Kementerian Kesehatan (Kemenkes) mencatat, terdapat 86 kabupaten/kota dengan penggunaan rawat inap aglomerasi mingguan di atas rata-rata nasional yang saat ini tercatat 1,46 pasien per 100 ribu penduduk/minggu data per Kamis, 20 Oktober 2022.
(Baca: Cakupan Vaksinasi Lengkap sesuai KTP di Bima Menjadi yang Tertinggi di NTB (Kamis, 20 Oktober 2022))
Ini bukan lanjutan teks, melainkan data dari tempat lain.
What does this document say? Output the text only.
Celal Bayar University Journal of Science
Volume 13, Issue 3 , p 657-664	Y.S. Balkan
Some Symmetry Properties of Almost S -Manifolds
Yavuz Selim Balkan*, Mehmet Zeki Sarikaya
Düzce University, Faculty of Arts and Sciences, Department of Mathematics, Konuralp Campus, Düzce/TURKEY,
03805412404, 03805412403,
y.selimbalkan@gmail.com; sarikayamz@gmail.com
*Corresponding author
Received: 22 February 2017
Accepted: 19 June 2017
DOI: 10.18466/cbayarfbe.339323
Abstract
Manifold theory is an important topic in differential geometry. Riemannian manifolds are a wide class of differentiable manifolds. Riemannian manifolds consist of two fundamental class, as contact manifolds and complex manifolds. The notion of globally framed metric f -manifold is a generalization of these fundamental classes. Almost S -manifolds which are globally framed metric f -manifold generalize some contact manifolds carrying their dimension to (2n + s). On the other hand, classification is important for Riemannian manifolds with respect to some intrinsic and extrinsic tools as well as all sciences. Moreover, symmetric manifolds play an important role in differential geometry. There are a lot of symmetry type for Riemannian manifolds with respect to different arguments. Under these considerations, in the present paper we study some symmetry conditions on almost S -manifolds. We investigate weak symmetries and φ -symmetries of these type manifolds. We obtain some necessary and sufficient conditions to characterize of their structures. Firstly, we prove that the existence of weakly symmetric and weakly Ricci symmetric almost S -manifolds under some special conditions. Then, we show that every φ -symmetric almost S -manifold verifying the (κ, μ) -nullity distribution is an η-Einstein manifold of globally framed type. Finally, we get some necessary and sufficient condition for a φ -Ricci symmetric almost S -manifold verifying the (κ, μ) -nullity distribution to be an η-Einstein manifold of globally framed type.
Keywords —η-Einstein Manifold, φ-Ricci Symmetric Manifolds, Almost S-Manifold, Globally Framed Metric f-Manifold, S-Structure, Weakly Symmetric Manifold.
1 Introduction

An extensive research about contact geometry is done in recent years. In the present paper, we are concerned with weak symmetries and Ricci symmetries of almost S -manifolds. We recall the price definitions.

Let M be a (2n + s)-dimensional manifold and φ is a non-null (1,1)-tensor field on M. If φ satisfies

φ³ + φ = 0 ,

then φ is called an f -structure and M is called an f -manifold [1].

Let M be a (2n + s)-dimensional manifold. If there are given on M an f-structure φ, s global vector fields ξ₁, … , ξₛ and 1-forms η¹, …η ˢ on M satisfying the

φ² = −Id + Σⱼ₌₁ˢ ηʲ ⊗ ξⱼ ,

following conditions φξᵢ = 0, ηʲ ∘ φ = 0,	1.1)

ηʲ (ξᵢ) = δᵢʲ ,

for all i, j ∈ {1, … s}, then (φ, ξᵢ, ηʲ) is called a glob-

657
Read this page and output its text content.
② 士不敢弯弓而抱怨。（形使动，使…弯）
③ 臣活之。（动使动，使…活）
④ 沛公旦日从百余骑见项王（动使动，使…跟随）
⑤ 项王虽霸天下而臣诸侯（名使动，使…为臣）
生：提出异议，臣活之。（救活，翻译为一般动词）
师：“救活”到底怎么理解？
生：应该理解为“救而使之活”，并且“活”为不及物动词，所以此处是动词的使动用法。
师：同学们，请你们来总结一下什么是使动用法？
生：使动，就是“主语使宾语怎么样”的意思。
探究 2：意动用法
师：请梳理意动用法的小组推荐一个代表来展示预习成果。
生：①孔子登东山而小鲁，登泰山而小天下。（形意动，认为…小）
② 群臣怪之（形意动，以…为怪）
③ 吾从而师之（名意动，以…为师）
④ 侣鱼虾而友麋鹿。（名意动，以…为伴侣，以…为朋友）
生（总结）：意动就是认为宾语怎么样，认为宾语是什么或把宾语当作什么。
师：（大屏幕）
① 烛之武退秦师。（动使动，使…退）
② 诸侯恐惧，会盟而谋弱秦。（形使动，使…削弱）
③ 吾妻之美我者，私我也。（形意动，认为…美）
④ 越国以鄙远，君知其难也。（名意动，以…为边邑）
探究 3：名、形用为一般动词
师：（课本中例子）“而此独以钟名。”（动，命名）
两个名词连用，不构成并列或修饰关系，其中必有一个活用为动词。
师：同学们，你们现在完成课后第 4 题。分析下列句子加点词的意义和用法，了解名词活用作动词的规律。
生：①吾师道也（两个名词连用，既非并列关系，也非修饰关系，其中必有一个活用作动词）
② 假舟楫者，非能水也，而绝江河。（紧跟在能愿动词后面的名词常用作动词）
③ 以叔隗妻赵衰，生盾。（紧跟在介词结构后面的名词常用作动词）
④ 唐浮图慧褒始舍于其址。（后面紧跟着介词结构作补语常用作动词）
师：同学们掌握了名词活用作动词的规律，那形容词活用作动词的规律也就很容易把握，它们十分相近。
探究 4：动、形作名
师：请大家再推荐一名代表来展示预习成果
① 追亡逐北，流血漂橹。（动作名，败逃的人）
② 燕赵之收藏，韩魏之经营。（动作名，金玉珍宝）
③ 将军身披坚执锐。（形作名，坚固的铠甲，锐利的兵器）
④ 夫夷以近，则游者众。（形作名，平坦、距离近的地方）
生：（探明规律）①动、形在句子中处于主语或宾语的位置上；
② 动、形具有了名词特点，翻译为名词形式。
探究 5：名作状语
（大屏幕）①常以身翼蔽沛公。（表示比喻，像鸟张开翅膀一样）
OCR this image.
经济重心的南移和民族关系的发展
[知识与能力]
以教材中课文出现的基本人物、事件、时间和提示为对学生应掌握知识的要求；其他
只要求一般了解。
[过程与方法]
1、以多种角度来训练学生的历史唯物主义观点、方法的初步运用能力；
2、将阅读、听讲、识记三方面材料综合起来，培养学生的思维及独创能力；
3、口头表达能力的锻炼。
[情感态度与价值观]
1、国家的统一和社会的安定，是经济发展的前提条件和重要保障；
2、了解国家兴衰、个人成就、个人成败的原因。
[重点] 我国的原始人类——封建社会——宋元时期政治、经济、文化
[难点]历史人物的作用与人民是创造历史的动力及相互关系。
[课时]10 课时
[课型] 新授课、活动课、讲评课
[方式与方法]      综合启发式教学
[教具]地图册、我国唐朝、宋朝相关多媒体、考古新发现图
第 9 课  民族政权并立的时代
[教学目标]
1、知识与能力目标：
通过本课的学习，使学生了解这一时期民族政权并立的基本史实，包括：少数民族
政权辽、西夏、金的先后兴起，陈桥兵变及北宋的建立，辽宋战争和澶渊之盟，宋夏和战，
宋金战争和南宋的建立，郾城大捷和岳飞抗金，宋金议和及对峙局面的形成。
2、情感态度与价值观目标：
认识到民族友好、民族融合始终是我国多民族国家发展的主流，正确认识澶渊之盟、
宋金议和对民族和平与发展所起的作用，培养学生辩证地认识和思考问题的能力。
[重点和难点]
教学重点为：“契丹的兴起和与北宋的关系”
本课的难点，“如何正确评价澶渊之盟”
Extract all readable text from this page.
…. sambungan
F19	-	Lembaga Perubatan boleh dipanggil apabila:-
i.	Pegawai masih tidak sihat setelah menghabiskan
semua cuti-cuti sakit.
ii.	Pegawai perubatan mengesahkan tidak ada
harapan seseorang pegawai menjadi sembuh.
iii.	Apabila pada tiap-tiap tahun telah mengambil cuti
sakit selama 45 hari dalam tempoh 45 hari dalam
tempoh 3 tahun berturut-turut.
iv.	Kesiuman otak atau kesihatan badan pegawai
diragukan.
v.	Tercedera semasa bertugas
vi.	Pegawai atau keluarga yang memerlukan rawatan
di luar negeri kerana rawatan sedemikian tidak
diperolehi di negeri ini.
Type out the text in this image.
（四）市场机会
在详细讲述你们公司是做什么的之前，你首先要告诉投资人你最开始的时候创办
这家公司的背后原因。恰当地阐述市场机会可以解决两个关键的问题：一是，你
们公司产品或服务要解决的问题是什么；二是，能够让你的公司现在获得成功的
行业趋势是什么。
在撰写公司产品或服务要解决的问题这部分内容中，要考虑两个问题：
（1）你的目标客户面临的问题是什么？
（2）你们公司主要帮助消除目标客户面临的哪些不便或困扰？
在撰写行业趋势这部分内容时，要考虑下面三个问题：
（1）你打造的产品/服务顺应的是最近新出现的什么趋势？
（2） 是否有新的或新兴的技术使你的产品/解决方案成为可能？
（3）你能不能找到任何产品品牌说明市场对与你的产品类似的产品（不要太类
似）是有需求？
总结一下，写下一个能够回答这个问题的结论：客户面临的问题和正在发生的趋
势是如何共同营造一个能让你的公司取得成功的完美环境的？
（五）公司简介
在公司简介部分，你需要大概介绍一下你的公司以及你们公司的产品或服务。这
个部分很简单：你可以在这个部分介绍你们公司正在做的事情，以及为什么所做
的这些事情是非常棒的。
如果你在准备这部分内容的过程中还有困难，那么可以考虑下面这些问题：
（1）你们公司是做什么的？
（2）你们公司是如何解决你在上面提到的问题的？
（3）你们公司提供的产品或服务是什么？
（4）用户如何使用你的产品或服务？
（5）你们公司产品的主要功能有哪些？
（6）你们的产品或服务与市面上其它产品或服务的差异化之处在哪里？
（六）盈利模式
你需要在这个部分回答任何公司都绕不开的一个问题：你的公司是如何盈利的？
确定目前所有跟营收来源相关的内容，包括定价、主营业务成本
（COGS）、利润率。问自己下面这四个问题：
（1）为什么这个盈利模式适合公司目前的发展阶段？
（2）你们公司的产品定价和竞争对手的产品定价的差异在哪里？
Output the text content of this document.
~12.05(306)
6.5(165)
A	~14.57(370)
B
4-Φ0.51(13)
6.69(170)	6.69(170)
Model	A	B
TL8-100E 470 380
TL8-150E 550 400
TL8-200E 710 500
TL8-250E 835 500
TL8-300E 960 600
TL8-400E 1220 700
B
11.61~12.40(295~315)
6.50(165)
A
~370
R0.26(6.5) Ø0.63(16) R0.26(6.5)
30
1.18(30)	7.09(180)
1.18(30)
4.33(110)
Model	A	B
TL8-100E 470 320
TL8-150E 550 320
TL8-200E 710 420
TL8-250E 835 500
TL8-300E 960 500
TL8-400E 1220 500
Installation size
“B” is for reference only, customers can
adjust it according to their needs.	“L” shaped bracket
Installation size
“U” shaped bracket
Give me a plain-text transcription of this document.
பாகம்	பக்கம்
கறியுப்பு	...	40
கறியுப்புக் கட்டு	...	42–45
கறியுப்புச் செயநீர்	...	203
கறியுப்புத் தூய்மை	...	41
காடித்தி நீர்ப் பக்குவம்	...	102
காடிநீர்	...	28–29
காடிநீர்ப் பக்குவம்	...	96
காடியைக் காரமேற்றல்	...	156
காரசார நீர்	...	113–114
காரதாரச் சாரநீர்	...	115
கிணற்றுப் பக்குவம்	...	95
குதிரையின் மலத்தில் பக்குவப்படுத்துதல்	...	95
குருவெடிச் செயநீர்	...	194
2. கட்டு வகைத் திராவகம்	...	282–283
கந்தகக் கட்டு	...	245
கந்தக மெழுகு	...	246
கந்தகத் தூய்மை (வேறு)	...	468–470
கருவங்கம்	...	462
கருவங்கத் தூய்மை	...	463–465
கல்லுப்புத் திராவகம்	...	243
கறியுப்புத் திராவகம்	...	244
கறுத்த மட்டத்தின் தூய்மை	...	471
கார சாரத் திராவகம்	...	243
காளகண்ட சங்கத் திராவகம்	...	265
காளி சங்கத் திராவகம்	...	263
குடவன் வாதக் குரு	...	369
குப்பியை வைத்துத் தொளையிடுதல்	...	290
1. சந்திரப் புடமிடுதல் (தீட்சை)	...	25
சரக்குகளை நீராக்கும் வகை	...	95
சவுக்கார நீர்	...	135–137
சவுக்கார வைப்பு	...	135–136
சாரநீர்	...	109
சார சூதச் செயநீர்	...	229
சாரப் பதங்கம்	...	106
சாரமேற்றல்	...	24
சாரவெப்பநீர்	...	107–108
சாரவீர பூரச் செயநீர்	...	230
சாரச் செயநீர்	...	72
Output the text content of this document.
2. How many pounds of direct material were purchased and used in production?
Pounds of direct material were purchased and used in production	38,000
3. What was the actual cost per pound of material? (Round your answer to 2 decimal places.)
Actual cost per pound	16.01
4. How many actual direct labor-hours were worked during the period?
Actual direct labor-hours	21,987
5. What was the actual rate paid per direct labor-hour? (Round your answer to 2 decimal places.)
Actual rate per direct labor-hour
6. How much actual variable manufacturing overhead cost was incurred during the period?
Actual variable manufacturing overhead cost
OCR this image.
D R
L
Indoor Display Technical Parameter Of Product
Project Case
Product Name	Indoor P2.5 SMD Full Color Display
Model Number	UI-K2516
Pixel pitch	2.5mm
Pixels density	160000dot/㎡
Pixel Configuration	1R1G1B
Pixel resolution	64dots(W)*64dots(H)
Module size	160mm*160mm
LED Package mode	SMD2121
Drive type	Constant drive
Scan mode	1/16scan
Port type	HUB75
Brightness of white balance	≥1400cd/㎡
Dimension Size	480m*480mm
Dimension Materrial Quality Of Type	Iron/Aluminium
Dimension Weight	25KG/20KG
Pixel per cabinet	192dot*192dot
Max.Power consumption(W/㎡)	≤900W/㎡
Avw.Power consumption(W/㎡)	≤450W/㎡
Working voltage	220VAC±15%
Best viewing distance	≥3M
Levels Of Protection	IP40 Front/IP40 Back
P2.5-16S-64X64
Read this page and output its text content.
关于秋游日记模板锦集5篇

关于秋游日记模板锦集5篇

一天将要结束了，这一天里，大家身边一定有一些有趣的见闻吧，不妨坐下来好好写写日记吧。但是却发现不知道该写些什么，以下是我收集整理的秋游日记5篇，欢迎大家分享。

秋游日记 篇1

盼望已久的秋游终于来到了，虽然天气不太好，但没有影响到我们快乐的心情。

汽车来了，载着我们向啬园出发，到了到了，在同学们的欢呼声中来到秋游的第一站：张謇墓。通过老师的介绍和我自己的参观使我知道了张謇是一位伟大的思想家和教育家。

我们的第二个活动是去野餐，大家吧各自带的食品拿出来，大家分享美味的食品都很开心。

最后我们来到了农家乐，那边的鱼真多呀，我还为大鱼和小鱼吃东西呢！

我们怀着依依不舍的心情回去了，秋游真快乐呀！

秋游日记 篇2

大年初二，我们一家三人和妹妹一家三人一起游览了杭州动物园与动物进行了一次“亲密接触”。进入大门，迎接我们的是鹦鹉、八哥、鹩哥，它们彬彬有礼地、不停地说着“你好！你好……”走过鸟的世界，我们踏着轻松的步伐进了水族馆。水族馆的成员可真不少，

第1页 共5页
Penggunaan rawat inap lima kabupaten/kota teratas dengan angka lebih dari 6,8 pasien per 100 ribu penduduk/minggu, yaitu kota Kediri, Toli Toli, kota Palu, kota Blitar dan kota Tegal dengan masing-masing nilai 12,63 pasien per 100 ribu penduduk/minggu, 10,38 pasien per 100 ribu penduduk/minggu, 7,65 pasien per 100 ribu penduduk/minggu, 7,6 pasien per 100 ribu penduduk/minggu dan 6,8 pasien per 100 ribu penduduk/minggu.
Rekapitulasi data Covid nasional dari Kementerian Kesehatan memperlihatkan, penggunaan rawat inap sebagian besar kabupaten/kota di luar pulau Jawa terjadi peningkatan. Kondisi penggunaan rawat inap harian dengan angka lebih tinggi dari sebelumnya tercatat di 36 kabupaten/kota dan 29 kabupaten/kota mencatatkan penggunaan rawat inap lebih rendah.
(Baca: 10 Kabupaten/Kota dengan Positivity Rate Tujuh Hari Terakhir Tertinggi Nasional (Kamis, 20 Oktober 2022))
Wilayah di luar Jawa dengan nilai penggunaan rawat inap tertinggi beberapa di antaranya adalah Toli Toli, kota Palu dan kota Tomohon dengan masing-masing penggunaan rawat inap yakni 10,38 pasien per 100 ribu penduduk/minggu, 7,65 pasien per 100 ribu penduduk/minggu dan 6,34 pasien per 100 ribu penduduk/minggu.
Meski penularan Covid-19 di sebagian wilayah telah turun, pemerintah mengimbau agar semua orang ikut mengurangi transmisi Covid-19 dengan selalu memakai masker, menjaga jarak, serta sering mencuci tangan menggunakan sabun dan air mengalir. Tak berkerumun dan mengurangi mobilitas turut berkontribusi menekan laju penularan virus corona.